Saliente-se a propósito que a questão do não pagamento do IVA liquidado, mas não recebido, e das suas consequências na tesouraria, e gestão das pequenas e médias empresas, mereceu uma especial atenção de legislador com o DL n.º 71/2013, de 30 de Maio que aprovou, com efeitos a partir de 1.10.13, um regime de contabilidade de caixa em sede de IVA. (37)

O mesmo consagrou um regime estruturado de forma simplificada e opcional, pois tem carácter facultativo e pretende criar um impacto positivo na tesouraria das empresas através do diferimento do momento da exigibilidade do imposto para o momento em que esse imposto venha a ser pago pelo adquirente dos bens ou serviços.

A exigibilidade do IVA devido nas operações activas efectuadas no âmbito deste regime apenas ocorre no momento do recebimento dos clientes. Com este novo regime pretendeu-se criar um impacto positivo na tesouraria das empresas através do diferimento do momento da exigibilidade do imposto para o momento em que esse imposto venha a ser pago pelo adquirente dos bens ou serviços.

Independentemente da sua relevância em termo de cumprimento de obrigações fiscais é por alguma forma contraditório assumir que, para uma categoria de contribuintes, o prévio recebimento seja pressuposto necessário da obrigação tributária de pagamento e para outros tal prévio recebimento seja irrelevante, atribuindo-se uma tutela criminal ao mero não pagamento de quantia não recebida. Isto aconteceria, não por uma diferente relevância axiológico normativa da concreta conduta do contribuinte, mas pela mera categorização em termos fiscais atribuída a este.
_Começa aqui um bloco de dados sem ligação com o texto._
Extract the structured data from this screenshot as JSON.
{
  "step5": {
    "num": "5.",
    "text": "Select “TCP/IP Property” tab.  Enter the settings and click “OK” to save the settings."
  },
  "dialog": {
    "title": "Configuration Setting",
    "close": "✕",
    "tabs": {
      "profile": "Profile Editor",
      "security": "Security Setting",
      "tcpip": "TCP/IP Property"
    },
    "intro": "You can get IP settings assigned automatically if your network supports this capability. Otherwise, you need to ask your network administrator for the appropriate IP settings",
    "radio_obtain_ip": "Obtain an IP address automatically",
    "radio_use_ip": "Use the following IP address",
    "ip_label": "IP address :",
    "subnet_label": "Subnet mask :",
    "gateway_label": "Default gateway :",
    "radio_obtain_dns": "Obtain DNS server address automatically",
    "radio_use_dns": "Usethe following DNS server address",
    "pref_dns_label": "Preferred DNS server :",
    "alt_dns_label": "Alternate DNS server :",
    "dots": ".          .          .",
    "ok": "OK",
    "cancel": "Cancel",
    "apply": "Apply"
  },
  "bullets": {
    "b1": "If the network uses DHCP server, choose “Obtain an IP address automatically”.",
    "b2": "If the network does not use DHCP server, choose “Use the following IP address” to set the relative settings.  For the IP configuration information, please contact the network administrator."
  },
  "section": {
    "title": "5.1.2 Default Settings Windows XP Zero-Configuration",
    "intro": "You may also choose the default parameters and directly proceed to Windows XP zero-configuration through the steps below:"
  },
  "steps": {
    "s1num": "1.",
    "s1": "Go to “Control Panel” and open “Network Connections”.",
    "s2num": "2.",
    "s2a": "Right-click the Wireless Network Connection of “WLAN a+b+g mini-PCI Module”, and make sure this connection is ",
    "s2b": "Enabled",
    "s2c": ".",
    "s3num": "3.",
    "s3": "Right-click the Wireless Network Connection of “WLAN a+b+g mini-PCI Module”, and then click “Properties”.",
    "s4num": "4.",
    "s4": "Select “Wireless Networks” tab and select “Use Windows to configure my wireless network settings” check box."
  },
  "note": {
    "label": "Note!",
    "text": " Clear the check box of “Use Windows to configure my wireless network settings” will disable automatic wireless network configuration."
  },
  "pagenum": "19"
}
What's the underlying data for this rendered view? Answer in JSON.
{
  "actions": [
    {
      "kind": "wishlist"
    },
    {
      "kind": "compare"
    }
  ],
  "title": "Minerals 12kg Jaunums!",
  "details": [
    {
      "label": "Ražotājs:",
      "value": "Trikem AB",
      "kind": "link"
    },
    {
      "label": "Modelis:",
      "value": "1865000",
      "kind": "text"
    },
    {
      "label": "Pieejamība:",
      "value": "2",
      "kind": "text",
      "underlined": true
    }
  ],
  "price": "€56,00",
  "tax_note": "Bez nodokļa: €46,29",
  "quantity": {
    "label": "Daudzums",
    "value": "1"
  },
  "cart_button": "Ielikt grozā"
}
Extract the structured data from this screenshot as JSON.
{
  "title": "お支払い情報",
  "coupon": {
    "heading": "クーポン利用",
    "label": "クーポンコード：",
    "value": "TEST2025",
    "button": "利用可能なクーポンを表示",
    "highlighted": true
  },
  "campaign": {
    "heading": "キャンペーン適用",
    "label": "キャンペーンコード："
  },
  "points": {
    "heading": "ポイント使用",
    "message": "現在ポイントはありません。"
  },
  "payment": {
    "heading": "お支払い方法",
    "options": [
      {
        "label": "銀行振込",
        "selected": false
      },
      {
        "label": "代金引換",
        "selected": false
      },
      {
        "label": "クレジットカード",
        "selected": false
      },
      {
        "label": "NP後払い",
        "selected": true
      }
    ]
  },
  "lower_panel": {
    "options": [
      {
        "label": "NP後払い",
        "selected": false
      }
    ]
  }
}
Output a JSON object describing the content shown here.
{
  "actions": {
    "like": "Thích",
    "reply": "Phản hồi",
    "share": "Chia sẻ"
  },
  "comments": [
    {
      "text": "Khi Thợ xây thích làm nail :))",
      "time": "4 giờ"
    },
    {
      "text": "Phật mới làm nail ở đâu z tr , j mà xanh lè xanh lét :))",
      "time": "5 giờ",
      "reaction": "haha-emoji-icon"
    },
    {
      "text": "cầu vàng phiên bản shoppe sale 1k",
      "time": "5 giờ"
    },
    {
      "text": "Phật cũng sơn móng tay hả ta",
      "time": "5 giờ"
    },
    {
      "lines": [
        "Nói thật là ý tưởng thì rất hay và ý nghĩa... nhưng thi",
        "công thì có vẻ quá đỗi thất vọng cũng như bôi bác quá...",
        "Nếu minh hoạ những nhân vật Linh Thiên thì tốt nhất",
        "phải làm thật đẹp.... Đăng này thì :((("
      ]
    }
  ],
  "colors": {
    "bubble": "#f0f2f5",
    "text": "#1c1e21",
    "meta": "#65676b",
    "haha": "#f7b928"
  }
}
Tal elemento de análise poderá não assumir um especial significado em termos interpretativos, mas tem um peso específico na caracterização da fluidez conceptual que acompanha a área concreta do domínio penal fiscal e no especial cuidado que exige a determinação do seu objecto de tutela em relação a cada infracção tipificada.

Face ao exposto, não se vislumbra qual o valor jurídico violado e qual a conduta ilícita merecedora de tutela penal daquele que não entrega ao Estado aquilo que também não recebeu.

IV

Indo um pouco mais além na análise da questão proposta sublinhe-se a necessidade duma separação ou, dito por outras palavras, de uma não confusão entre o que é a obrigação fiscal e a tutela penal.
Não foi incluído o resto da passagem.